Ünlü Özbek yazar Nurullah Muhammed Raufhan, Kerimov sonrası döndüğü Özbekistan hakkında değerlendirmesini yaptı
Özbekistan’da adı en çok konuşulan muhafazakâr yazar ve aydın Nurullah Muhammed Raufhan bu günlerde yine Türkiye’de.
Onun İslam Kerimov dönemini eleştiren “Bu Günler” romanı üç yıl önce yayınlanmıştı. Yazar Türkiye’den Özbekistan’a döndüğünde kısa süre tutuklanmış, yeni Cumhurbaşkanı Şevket Mirziyayev hükümeti tarafından serbest bırakılmıştı. Son iki seneyi vatanında geçiren Özbek yazar için yurt dışına çıkma yasağı da kaldırılmasının ardından Raufhan şimdi çok sevdiği, “biz bir ülkeyiz” dediği Türkiye’de bulunmaktadır.
1. Kendinizi okuyucularımıza tanıtabilir mısınız?
Ben bir Özbek aydını ve yazarıyım. 1955 yılında Fergane ilinde doğdum. “Dünya Geniştir”, “Bu Yerin Adamı”, “Kuytudaki Kulübe”, “Bu Günler” adlı kitaplarım yanında “Beyaz Bina Akşamları”, “Leyli ve Mecnun” film senaryosu yazarıyım. Dünya edebiyatından Özbekçeye onlarca eser çevirdim. Anadolu Türkçesinden de birçok dini kitapları Özbek diline tercüme ettim.

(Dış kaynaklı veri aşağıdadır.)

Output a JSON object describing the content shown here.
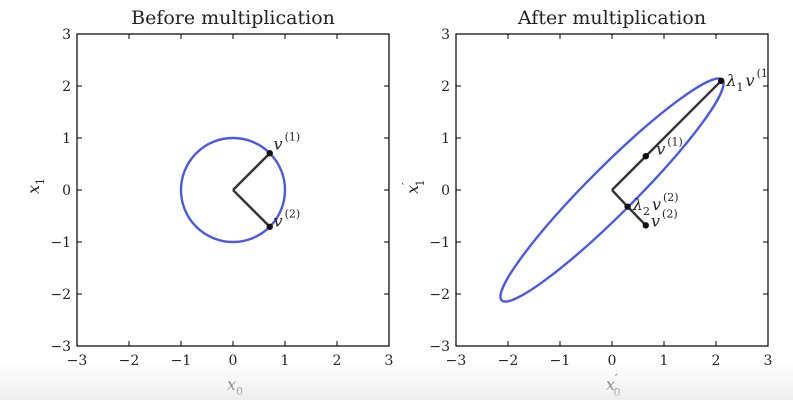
{
  "panels": [
    {
      "title": "Before multiplication",
      "xlabel": "x",
      "xlabel_sub": "0",
      "xlabel_prime": "",
      "ylabel": "x",
      "ylabel_sub": "1",
      "ylabel_prime": "",
      "xlim": [
        -3,
        3
      ],
      "ylim": [
        -3,
        3
      ],
      "ticks": [
        "−3",
        "−2",
        "−1",
        "0",
        "1",
        "2",
        "3"
      ],
      "tick_values": [
        -3,
        -2,
        -1,
        0,
        1,
        2,
        3
      ],
      "ellipse": {
        "center": [
          0,
          0
        ],
        "semi_major": 1,
        "semi_minor": 1,
        "angle_deg": 0
      },
      "vectors": [
        {
          "from": [
            0,
            0
          ],
          "to": [
            0.707,
            0.707
          ]
        },
        {
          "from": [
            0,
            0
          ],
          "to": [
            0.707,
            -0.707
          ]
        }
      ],
      "points": [
        {
          "at": [
            0.707,
            0.707
          ]
        },
        {
          "at": [
            0.707,
            -0.707
          ]
        }
      ],
      "annotations": [
        {
          "id": "v1",
          "at": [
            0.78,
            0.78
          ],
          "prefix": "",
          "base": "v",
          "sup": "(1)"
        },
        {
          "id": "v2",
          "at": [
            0.78,
            -0.7
          ],
          "prefix": "",
          "base": "v",
          "sup": "(2)"
        }
      ]
    },
    {
      "title": "After multiplication",
      "xlabel": "x",
      "xlabel_sub": "0",
      "xlabel_prime": "′",
      "ylabel": "x",
      "ylabel_sub": "1",
      "ylabel_prime": "′",
      "xlim": [
        -3,
        3
      ],
      "ylim": [
        -3,
        3
      ],
      "ticks": [
        "−3",
        "−2",
        "−1",
        "0",
        "1",
        "2",
        "3"
      ],
      "tick_values": [
        -3,
        -2,
        -1,
        0,
        1,
        2,
        3
      ],
      "ellipse": {
        "center": [
          0,
          0
        ],
        "semi_major": 3.0,
        "semi_minor": 0.45,
        "angle_deg": 45
      },
      "vectors": [
        {
          "from": [
            0,
            0
          ],
          "to": [
            2.1,
            2.1
          ]
        },
        {
          "from": [
            0,
            0
          ],
          "to": [
            0.3,
            -0.32
          ]
        },
        {
          "from": [
            0.3,
            -0.32
          ],
          "to": [
            0.65,
            -0.68
          ]
        }
      ],
      "points": [
        {
          "at": [
            2.1,
            2.1
          ]
        },
        {
          "at": [
            0.65,
            0.65
          ]
        },
        {
          "at": [
            0.3,
            -0.32
          ]
        },
        {
          "at": [
            0.65,
            -0.68
          ]
        }
      ],
      "annotations": [
        {
          "id": "l1v1",
          "at": [
            2.2,
            2.0
          ],
          "prefix": "λ",
          "prefix_sub": "1",
          "base": "v",
          "sup": "(1"
        },
        {
          "id": "v1",
          "at": [
            0.85,
            0.68
          ],
          "prefix": "",
          "base": "v",
          "sup": "(1)"
        },
        {
          "id": "l2v2",
          "at": [
            0.4,
            -0.38
          ],
          "prefix": "λ",
          "prefix_sub": "2",
          "base": "v",
          "sup": "(2)"
        },
        {
          "id": "v2",
          "at": [
            0.75,
            -0.7
          ],
          "prefix": "",
          "base": "v",
          "sup": "(2)"
        }
      ]
    }
  ]
}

2. İki yıl önce Türkiye’de yaşıyordunuz. Nedeni?
2011 yılının başlarında, “Bu Günler” adında ülkemizde bağımsızlıktan sonra yaşananları anlatan sosyal ve siyasi roman yazmaya başladım. Kitap 2013 ilkbaharında bitti. Bu romanım Özbekistan eski lideri İslam Kerimov yönetiminin milli ve dini değerlerimize karşı olan politikalarından bahsediyor. Yani kitabimde o dönemin zulüm, rüşvet, hırsızlık, yalan ve baskı politikalarını ifşa etmiştim. Ülkemizin ekonomik, politik ve manevi yönden bir çıkmaza sürüklendiğini delillerle ortaya koymuştum.
İslam Kerimov oluşturduğu otoriter rejimin böylesine keskin bir eleştiriyi kabul etmemesi doğal idi. Bu yüzden iki sene Türkiye’de yaşadım.

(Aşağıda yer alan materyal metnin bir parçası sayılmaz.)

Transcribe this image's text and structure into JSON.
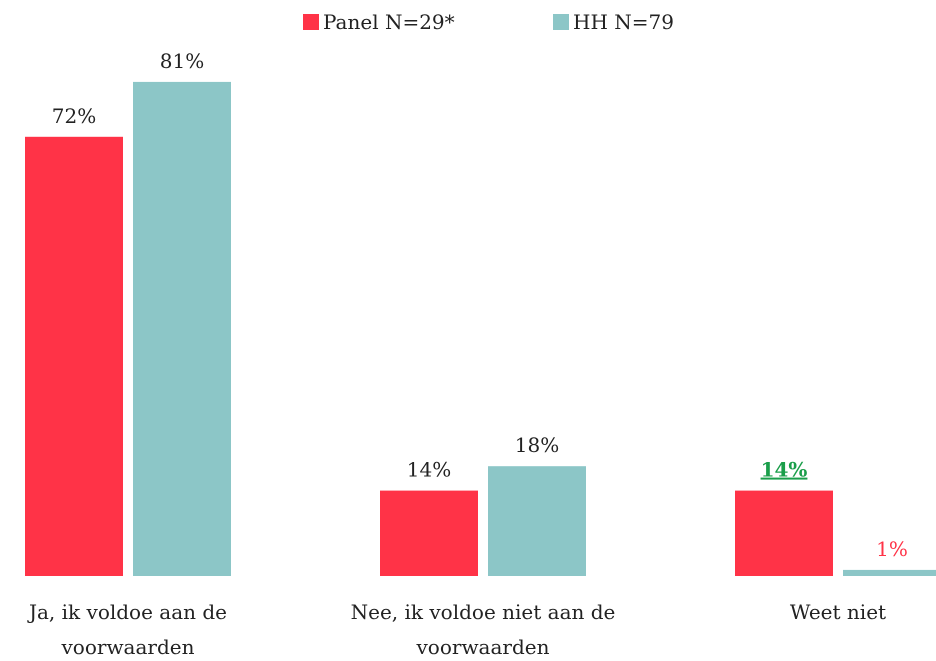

2016 yılında İslam Kerimov öldü. Onun yerine eski Başbakan Şevket Mirziyayev devlet başkanı oldu. Özbekistan’da politik ortam yumuşamaya başladı. Çeşitli alanlarda reformlar ilan edildi. Yeni Cumhurbaşkan baskıyı kaldırma ve ekonomiyi geliştirme sözü verdi. Özbeklerde değişim umudu uyandı. 2017 Eylül ayının sonunda ülkemdeki reformlara katkıda bulunmak amacıyla vatanıma geri döndüm.
3. Türkiye’den ayrıldıktan sonra, Özbekistan havalimanında gözaltına alındınız ve beş gün hapishanede kaldınız. Eski cumhurbaşkanı öldükten sonra yeni yönetim baskıları kaldırmaya başladığına göre, sizi niye tutukladılar?
Bu yeni dönemin çelişkileri sonucu diyebiliriz. Politik değişimler toplumun talepleri ile değil, yönetimin girişimiyle başlatıldığında böyle durum ortaya çıkabilir. Yani yeni yönetim hızlı reformlara el atmak ister, ancak toplum tabanı buna halen hazır değildir. Özellikle, Kerimov döneminin eski seçkin kadroları küçük bir değişimi bile istemiyorlar. Çünkü olumlu değişim politikaları onların kirli yönetimini ifşa edebilir. Yanı ben Özbekistan’a geri döndüğümde yeni reformcu yönetim ile buna karşı olan eski rejim kadroları çatışmasının ilk kurbanı olmuştum.
4.Hapis günlerini nasıl geçirdiniz? Size çok ciddi, yani anayasal düzeni yıkma suçlaması yönetilmesine rağmen kısa süre sonra serbest bırakıldınız? Bunu nasıl açıklarsınız?
“Anayasa düzeni” yıkma suçlaması eski rejimin siyasi ve dini muhaliflere onları yok etmek için yönettiği iftira suçlaması idi. Hâlbuki “Bu Günler” romanımda ben o zamanın düzenini yıkmaya değil, onu değiştirmeye davet ediyordum. Yani bu kitabımda yanlış bir şey yok idi. Dolayısıyla Kerimov rejimini ayakta tutmak isteyen ve küçük bir eleştiriye dayanamayan eski kadroların bana yapılan hile dolu suçlaması idi. Kerimov döneminde, böyle sahte suçlamalar ile binlerce Müslümanlar on, hatta yirmi yıl süre ile hapis cezasına mahkum oldu. Bazıları yeterince suçu olmadan öldürüldü ya da izi bırakılmadan kayboldular. Halen kendilerinden haber alınamayan insanlar var…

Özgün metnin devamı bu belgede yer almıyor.